第143話「男だけ」
翔は後部座席に座り、ハンドルは修斗が握り、助手席には充が座っていた。
人は隣にいる人と話す傾向にあるので、乗り込んでから早々に外されてしまった翔は窓の外を眺めていた。
修斗と充は翔が思ったよりもずっと仲が良く、気心知れた相手のようで屈託なく笑い合っているのが印象深い。
高校時代の話から始まり、彼らの一人称はいつの間にか高校時代のそれであろう「俺」に変わっていた。

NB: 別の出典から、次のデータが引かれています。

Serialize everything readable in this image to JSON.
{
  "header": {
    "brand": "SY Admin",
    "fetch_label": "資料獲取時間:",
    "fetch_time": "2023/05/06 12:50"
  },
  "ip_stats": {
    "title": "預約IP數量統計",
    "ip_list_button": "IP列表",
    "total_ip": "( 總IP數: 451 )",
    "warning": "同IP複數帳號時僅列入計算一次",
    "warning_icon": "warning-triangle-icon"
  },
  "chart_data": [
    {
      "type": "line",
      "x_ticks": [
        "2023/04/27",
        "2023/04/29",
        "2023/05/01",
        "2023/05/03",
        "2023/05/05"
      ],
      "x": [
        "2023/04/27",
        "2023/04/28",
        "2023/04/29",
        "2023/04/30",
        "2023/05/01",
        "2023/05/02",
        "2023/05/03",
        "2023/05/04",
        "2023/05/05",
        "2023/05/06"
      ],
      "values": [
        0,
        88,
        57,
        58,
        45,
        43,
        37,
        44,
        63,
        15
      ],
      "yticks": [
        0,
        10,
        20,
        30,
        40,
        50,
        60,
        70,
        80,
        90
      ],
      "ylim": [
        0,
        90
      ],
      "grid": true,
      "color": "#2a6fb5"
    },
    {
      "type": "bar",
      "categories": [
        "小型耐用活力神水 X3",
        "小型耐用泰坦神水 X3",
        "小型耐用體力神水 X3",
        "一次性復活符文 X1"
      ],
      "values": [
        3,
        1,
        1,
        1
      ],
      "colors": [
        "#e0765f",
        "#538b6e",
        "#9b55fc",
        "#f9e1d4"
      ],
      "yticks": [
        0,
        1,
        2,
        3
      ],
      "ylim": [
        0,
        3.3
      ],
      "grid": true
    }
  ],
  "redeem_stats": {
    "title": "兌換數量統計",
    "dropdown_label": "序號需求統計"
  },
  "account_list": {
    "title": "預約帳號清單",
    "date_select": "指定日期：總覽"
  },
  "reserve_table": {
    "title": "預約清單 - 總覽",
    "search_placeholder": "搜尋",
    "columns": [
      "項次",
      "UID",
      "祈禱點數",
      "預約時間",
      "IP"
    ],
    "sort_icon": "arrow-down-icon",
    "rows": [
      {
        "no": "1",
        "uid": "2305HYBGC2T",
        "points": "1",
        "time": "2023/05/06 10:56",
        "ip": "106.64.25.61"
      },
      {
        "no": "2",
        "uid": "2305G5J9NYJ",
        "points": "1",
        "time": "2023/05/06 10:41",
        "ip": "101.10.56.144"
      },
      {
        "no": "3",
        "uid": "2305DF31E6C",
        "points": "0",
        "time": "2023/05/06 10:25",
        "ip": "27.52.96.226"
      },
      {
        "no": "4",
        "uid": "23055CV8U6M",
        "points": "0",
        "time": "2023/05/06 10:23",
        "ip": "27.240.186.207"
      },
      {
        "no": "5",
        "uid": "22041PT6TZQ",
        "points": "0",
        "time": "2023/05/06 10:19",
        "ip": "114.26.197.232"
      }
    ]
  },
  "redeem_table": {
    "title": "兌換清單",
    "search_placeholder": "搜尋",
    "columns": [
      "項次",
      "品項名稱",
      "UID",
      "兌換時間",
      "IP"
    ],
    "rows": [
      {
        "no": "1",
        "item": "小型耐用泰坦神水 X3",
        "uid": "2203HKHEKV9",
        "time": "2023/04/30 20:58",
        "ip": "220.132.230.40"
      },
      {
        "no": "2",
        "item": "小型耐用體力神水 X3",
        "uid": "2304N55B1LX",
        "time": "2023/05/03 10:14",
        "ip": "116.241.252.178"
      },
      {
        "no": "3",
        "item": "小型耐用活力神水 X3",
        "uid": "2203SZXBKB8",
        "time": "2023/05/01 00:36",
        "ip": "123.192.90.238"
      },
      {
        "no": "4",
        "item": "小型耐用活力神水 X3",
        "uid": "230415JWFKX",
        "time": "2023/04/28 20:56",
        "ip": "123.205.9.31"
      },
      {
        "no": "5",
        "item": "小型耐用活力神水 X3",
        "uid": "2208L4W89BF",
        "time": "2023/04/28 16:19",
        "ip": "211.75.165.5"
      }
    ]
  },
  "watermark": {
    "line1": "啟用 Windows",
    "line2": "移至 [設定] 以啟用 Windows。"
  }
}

どちらもなので、結局、一人称で差別化はできないのだが。
「そういえば修斗は一目惚れだったっけ?」
「充の方は逆に一目惚れされたんだったか?」
「そうなのか……?一目惚れされた方は分からん」
「なら、俺の気持ちは分からんな」
「やっぱり一目惚れか。いい嫁もらったな」
「お互い様だろ」
毎度の如くではあるのだが、親の惚気話を聞く息子の気持ちにもなっていただきたい。
幼少期には確かに「僕はどこから生まれてきたの?」と興味本位で尋ねたこともあったが、10数年を経てその答えを教えてもらうとは思いもよらなかった。
翔は努めてその話に入っていこうとはせずに窓の外を眺めながら聞き耳を立てた。
「思えば高校生の時からなんだな」
「もっと昔からだと思ったのか?」
「いや、逆だよ。長いなぁ、と」
「そりゃ、お互いが彼氏彼女を作る程にまで成長した子供がいるんだから当たり前だ」
「しかもその2人が恋人と来た」
「もう孫の顔か?」
「さぁ」
修斗は肩を竦めると、翔に衝撃的なことを尋ねた。
「もうヤったのか?」
「……はい?」
それは言うべきことではないだろう。
実際にもまだそういう行為をしていないので、素直に言うことも出来たのだが、まさか自分の親からそんな下ネタ発言が飛出てくるとは思ってもいなかった。
しかも、相手側の親もいる中なのでより言い出しにくい。
ミラー越しに翔を見ていた修斗はその様子からまだ事を成していないと勘づいたのか、ポツリと呟いた。
「まだチェリーボーイか」
「懐かしいな、その呼び名」
充がしみじみと呟く。
どちらかと言うとそちらではなく、修斗の言葉に反応を示して欲しかった。
「娘の父親的にはこの話はどうなんだ?」
「父親的に?俺は今日父親になった男だぞ。別に何とも思ってない。それに桜花のことだからその辺は自分で何とかするだろ」
「丸投げ主義か。……それで、本音は?」
「別にやるなとは言わない。俺も修斗も高校生の時にはもう卒業済みだったからな。だが、せめて、親がいない時にしてもらいたいものだ」
「俺達が帰ればずっと二人きりだぞ?」
「連れて帰る」
「無茶言うな」
翔は恥ずかしいやら困ったやらで何と言っていいのか分からず、口を開けては閉じ、開けては閉じを繰り返していた。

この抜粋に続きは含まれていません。